Written by Dagmar Fors Karppi Friday, 05 October 2012 00:00
There are several firsts in the exhibit said Nicole Menchise, Oyster Bay Historical Society (OBHS) librarian and archivist. She said, “Those three original items, the gun (belonging to the Chapelle Manuscript collection), the glass case (belonging to the NPS) and the speech (belonging to the Chapelle Manuscript collection) were put together for this traveling exhibit for the first time since the day of the shooting, 100 years ago, and after the exhibit closes they will be disbursed to their individual owners.” Ms. Menchise, Philip Blocklyn OBHS executive director and Jacqueline Blocklyn curated the exhibit.
Mr. Blocklyn, explained that the shirt was part of the exhibit when it was first shown this summer at the TR Birthplace in NYC. “That was because the National Park Service (NPS) owns the Birthplace. They self-insure their things. No one else could afford the insurance.
“To get it here would have cost an exorbitant amount of money,” he said. FYI: all art exhibits include extensive insurance for the one of a kind items when they are being transported and shown.
The revolver was carefully guarded as it was brought to Oyster Bay. He said, “The U.S. Park Police brought the gun to the Nassau County Police and they installed it here. It’s a real gun, a 38 caliber Colt and you can still buy ammunition for it. So the gun is considered real.
“If it was a gun Julius Caesar used that might be different, but this is 100 years old and it can still be used. It has not been disassembled or tampered with since it is historical. It has to be handled like any modern gun,” explained Mr.
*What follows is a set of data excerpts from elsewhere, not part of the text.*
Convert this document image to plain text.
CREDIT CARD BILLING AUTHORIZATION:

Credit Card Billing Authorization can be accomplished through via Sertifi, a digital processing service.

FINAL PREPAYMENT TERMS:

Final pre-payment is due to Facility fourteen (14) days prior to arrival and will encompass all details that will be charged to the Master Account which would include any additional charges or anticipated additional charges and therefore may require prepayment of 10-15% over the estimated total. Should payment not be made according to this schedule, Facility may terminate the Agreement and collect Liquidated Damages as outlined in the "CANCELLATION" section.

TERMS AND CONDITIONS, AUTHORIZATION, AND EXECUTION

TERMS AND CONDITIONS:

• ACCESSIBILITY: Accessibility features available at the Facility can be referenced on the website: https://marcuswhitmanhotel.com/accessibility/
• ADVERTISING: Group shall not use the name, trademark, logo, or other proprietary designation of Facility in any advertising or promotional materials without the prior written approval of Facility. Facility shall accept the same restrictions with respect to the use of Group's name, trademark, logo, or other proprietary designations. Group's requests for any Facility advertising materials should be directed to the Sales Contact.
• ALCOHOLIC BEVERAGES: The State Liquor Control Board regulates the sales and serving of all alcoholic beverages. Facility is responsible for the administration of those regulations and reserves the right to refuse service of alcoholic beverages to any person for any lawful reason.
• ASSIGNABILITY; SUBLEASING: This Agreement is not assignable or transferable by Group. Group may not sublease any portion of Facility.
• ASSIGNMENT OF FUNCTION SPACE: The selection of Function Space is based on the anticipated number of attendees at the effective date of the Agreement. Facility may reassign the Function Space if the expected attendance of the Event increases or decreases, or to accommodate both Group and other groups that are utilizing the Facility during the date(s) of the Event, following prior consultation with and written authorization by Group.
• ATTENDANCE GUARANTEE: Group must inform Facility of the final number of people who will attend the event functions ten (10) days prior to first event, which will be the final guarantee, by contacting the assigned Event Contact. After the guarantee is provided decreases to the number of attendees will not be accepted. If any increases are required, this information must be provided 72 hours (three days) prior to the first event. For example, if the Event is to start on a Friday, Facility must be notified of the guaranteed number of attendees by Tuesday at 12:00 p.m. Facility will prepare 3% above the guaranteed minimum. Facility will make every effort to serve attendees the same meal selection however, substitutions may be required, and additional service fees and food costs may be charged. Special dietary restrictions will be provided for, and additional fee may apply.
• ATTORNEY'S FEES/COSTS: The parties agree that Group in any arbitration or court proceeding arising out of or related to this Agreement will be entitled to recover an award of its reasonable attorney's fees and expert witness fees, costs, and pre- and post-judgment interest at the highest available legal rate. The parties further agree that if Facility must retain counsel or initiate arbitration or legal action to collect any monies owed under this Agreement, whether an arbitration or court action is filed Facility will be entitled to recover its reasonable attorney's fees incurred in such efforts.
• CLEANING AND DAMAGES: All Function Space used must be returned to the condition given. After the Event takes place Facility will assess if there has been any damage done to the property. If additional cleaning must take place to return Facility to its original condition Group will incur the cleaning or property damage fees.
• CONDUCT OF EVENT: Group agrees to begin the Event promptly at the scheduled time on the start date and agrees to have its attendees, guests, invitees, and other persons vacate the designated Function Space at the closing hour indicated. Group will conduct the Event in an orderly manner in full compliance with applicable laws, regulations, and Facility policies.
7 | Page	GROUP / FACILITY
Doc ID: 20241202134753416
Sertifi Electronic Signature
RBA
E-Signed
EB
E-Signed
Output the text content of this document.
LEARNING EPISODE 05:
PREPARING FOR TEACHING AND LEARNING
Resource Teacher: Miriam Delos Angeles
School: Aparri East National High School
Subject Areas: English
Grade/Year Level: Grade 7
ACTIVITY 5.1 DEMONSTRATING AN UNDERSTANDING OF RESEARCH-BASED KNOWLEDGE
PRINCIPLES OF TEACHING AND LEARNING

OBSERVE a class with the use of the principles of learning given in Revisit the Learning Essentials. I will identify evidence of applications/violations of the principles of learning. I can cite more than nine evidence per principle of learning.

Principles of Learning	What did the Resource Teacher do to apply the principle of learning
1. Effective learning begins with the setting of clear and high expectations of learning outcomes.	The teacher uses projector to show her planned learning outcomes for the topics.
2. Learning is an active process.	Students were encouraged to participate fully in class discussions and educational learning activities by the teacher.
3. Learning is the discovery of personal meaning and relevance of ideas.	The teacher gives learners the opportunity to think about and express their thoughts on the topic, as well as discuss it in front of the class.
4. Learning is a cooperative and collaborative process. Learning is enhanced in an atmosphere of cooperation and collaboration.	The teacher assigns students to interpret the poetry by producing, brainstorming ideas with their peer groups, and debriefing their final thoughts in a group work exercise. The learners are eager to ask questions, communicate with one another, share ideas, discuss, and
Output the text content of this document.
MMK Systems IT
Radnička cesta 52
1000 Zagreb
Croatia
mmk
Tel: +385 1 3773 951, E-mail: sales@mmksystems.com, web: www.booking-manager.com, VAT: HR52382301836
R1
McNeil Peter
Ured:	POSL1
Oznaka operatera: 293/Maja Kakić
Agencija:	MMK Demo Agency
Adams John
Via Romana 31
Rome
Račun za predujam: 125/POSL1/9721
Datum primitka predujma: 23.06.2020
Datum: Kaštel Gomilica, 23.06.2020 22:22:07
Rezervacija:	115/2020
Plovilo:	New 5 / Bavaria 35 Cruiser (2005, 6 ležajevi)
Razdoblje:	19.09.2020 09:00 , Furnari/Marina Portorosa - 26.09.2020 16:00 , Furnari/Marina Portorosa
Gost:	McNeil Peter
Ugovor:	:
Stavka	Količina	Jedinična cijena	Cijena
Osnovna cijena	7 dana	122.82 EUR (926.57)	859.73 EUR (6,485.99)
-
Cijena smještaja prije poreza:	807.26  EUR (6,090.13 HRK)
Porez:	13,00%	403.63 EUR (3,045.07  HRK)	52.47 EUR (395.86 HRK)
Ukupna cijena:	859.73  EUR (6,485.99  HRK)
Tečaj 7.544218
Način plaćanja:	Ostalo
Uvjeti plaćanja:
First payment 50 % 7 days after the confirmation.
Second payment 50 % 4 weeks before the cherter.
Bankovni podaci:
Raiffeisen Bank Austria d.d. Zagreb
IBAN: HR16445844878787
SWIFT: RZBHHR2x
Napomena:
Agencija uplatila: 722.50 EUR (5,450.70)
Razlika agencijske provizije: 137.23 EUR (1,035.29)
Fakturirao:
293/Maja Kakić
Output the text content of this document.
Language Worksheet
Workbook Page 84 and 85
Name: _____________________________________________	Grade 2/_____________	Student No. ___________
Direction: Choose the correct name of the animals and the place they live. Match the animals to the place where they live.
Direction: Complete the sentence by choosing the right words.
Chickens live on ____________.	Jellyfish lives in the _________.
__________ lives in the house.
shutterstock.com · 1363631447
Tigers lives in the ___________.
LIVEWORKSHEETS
Blocklyn.
The Sept. 21 opening was a gala affair with Theodore Roosevelt Association Executive Director Terrance Brown and TRA Treasurer Shawn Thomas in attendance. Sagamore Hill National Historic Site Superintendent Thomas Ross and his artist wife Kerrie were there as well as Oyster Bay Cove artist Mort Künstler, his wife Deborah, Brookville Village Historian Laura V. Dougherty, Bayville Museum Director David Rapelje and TR impersonator James Foote.
Superintendent Tom Ross said, “I just think it’s a great exhibit. I had an opportunity to see the exhibit in NYC at the Birthplace and I’m so glad we are able to travel it to Oyster Bay so the residents can see it. I hope the residents not only find it interesting, but inspirational too, as we are in another presidential election year.
“The election of 1912 was very interesting. There were three parties running, and also, our native son was essentially the third party candidate, and this is the 100th anniversary of that event. Hopefully people will be inspired to take on their civic responsibility and to participate in the election process this fall, which TR would advocate for. I think that the exhibit can get people interested in the presidential election process.
“TR was big on people exercising their civic duties, and voting,” said Mr. Ross.
Mr. Blockyn’s overview of the exhibit is that, “It is a review of the 1912 election year, beginning with the split in the Republican party and going through the primaries and convention and then the election itself. The emphasis is on TR and the Bull Moose Party or the Progressive Party as it was actually known.
“The assassination attempt is a whole sidebar including a photograph of the would-be assassin John Schrank of Brooklyn. He was a bartender who was apparently obsessed with the idea that TR was breaking that great American tradition of a two-term presidency,” he added.